His career choice was influenced by his parents who had experienced a severe drought in of Saskatchewan in the 1930s and who became documentary filmmakers, making films about water, reminding their son how important water scarcity was.

According to Cherry, "the biggest cause of groundwater pollution and of water use not being sustainable is agriculture". Out of concern for environmental sustainability, he became a vegan in 2010. Noting that 80 percent of all freshwater is used for food production, Cherry said in his acceptance speech of the Lee Kuan Yew Water Prize that "eating meat is the largest single contributor to the global water crisis. Diet changes could reduce per capita water consumption in the industrialized countries by up to 40 percent." He also noted that 50 percent of drinking water supplies globally depend on groundwater." Cherry has also urged governments to devote more of their budget to groundwater monitoring, noting that unlike sewage treatment, it is not as politically popular because its benefits appear only over the long term.

=== Books ===
In 1979, Cherry co-authored the first edition of the seminal textbook "Groundwater" with Professor R. Allan Freeze. The book helped readers reach a more holistic understanding of the complicated subject. In 1987, he founded the University Consortium for Field-Focused Groundwater Research which consists of 26 principal investigators and 12 core corporate sponsors. Currently comprising 16 universities, it gives graduate students the chance to conduct research on contaminated industrial sites, much as John Cherry had done himself before.

== Awards and patents ==
In 2020, Cherry received the Stockholm Water Prize. He received the M. King Hubbert Award in 1987.

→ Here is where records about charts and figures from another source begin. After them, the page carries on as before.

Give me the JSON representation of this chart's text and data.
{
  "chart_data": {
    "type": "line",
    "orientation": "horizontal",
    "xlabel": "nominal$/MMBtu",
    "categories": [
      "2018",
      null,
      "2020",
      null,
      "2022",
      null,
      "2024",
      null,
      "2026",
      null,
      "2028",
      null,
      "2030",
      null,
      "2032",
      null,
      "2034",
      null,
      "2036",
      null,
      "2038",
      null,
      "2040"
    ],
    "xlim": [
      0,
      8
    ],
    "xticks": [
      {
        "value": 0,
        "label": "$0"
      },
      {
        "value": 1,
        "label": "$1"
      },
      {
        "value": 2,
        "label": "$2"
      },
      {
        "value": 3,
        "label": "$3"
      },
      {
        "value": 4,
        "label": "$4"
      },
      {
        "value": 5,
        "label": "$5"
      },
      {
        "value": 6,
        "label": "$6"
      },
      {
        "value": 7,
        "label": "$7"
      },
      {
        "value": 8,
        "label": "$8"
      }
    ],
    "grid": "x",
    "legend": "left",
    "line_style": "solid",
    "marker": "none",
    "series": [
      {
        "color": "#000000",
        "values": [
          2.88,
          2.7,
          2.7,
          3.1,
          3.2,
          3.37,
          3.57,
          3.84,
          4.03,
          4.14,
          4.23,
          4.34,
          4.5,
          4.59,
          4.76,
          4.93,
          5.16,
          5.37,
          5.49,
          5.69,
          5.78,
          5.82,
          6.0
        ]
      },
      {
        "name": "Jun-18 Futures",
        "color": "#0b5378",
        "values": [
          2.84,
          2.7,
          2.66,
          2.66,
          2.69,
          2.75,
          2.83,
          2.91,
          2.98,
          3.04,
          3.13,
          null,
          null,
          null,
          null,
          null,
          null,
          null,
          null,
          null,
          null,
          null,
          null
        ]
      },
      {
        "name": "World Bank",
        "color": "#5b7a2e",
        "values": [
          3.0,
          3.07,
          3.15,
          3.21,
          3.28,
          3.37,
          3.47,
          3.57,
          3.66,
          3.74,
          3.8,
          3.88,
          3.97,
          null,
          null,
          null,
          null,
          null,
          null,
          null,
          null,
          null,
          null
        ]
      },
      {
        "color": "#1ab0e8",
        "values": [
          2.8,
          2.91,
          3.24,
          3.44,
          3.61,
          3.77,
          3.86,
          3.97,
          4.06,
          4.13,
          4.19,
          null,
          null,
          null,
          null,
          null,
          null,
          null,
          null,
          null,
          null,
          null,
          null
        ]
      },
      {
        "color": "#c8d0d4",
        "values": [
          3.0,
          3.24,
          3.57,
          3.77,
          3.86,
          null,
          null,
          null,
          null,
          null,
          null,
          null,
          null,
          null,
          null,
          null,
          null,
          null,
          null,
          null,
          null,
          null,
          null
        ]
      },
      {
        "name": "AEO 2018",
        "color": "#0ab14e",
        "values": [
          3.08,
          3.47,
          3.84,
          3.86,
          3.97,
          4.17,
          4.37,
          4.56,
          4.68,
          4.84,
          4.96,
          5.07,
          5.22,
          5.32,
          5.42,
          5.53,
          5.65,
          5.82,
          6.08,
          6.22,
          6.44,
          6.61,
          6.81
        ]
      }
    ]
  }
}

Cherry plans to use the S$300,000 (US$222,000) prize money of the Lee Kuan Yew Water Prize to update the "Groundwater" textbook, translating it into different languages and putting it online as a "wiki book".

He was elected a member of the National Academy of Engineering in 2013 for contributions to understanding contaminant migration and development of engineered systems for groundwater remediation.

He co-holds several patents, is a Fellow of the Royal Society of Canada, and a Fellow of the Geological Society of America.